A federal judge in South Dakota has done what public health and elected officials in Texas have yet to do: Strike down provisions of the state's "informed consent" for abortion law that are a matter of opinion and not medical fact.
In the case of South Dakota, Judge Karen Schreier ruled Aug. 20 that it was lawful for doctors to tell women seeking abortion that the procedure will terminate the "life of a whole, separate, unique, living human being," (potentially troublesome in the fetus-as-person debate,) but struck down language claiming that abortion increases the likelihood of suicide and suicidal thoughts and that it breaks the "existing relationship" a woman has with a fetus. Those statements, Schreier ruled, are "untruthful and misleading."
In Texas, untruthful and misleading statements remain in the Woman's Right to Know pamphlet provided by the state health department -- specifically, despite all medical facts to the contrary, the state's WRTK pamphlet tells women that abortion may increase the risk of breast cancer.

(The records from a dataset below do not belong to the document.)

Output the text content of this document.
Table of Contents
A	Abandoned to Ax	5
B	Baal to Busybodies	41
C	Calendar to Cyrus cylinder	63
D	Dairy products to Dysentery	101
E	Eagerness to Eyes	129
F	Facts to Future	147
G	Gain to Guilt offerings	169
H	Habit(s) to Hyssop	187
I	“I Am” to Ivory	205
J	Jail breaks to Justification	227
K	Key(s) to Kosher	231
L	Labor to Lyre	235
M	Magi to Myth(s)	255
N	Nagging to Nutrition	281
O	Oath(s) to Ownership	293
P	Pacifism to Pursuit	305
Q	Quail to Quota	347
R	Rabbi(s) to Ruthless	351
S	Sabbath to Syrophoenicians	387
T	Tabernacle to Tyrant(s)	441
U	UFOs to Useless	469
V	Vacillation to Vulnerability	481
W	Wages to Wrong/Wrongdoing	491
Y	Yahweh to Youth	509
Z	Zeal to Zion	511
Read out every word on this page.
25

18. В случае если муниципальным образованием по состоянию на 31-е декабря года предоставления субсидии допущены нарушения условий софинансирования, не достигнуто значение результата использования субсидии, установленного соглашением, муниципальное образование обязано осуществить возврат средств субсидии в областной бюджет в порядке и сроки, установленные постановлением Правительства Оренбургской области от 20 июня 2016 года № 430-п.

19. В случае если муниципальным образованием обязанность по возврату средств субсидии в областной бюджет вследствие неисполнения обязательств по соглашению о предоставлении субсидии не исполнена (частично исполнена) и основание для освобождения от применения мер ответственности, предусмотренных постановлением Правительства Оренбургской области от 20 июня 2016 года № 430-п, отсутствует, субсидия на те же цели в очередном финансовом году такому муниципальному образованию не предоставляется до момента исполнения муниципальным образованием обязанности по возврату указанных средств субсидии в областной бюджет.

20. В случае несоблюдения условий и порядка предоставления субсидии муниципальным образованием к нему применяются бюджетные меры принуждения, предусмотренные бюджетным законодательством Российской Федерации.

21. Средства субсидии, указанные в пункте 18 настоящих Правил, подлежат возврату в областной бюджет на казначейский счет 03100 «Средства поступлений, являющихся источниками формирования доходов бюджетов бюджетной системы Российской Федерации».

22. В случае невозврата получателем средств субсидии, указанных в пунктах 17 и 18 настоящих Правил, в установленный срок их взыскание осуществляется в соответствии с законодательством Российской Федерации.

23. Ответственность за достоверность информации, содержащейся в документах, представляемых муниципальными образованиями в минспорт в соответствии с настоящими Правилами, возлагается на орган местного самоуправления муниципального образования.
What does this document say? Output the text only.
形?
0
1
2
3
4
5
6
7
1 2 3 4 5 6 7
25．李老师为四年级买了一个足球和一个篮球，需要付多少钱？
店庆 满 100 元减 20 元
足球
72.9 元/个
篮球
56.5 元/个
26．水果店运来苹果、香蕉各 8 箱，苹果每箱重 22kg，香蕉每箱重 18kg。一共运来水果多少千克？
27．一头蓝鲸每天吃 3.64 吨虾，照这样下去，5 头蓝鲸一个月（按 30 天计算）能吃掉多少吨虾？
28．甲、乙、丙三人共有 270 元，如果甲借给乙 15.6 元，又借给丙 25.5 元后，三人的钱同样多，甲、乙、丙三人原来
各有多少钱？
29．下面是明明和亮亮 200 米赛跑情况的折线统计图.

Meanwhile, also last week, Oklahoma Co. District Judge Vicki Robertson ruled that an omnibus abortion bill that the state passed last year (over veto of Gov. Brad Henry) runs afoul of the state constitution's rules regarding germaneness by violating the single-subject rule. The bill, which was challenged before taking effect, mandated ultrasound for women seeking abortion -- much like Texas lawmakers have been trying to do, led by Houston GOP Sen. Dan Patrick -- but also put restrictions on emergency contraceptives and allowed doctors to refuse on religious grounds from being involved in abortion procedures.
Texas lawmakers have tried to restrict access to emergency contraceptives, but have not been successful. Ditto for ultrasound, which inched closer to passage this year. Now perennial favorites with the far-right set, its a good bet they'll be back in some form or another during the Lege's 2011 session.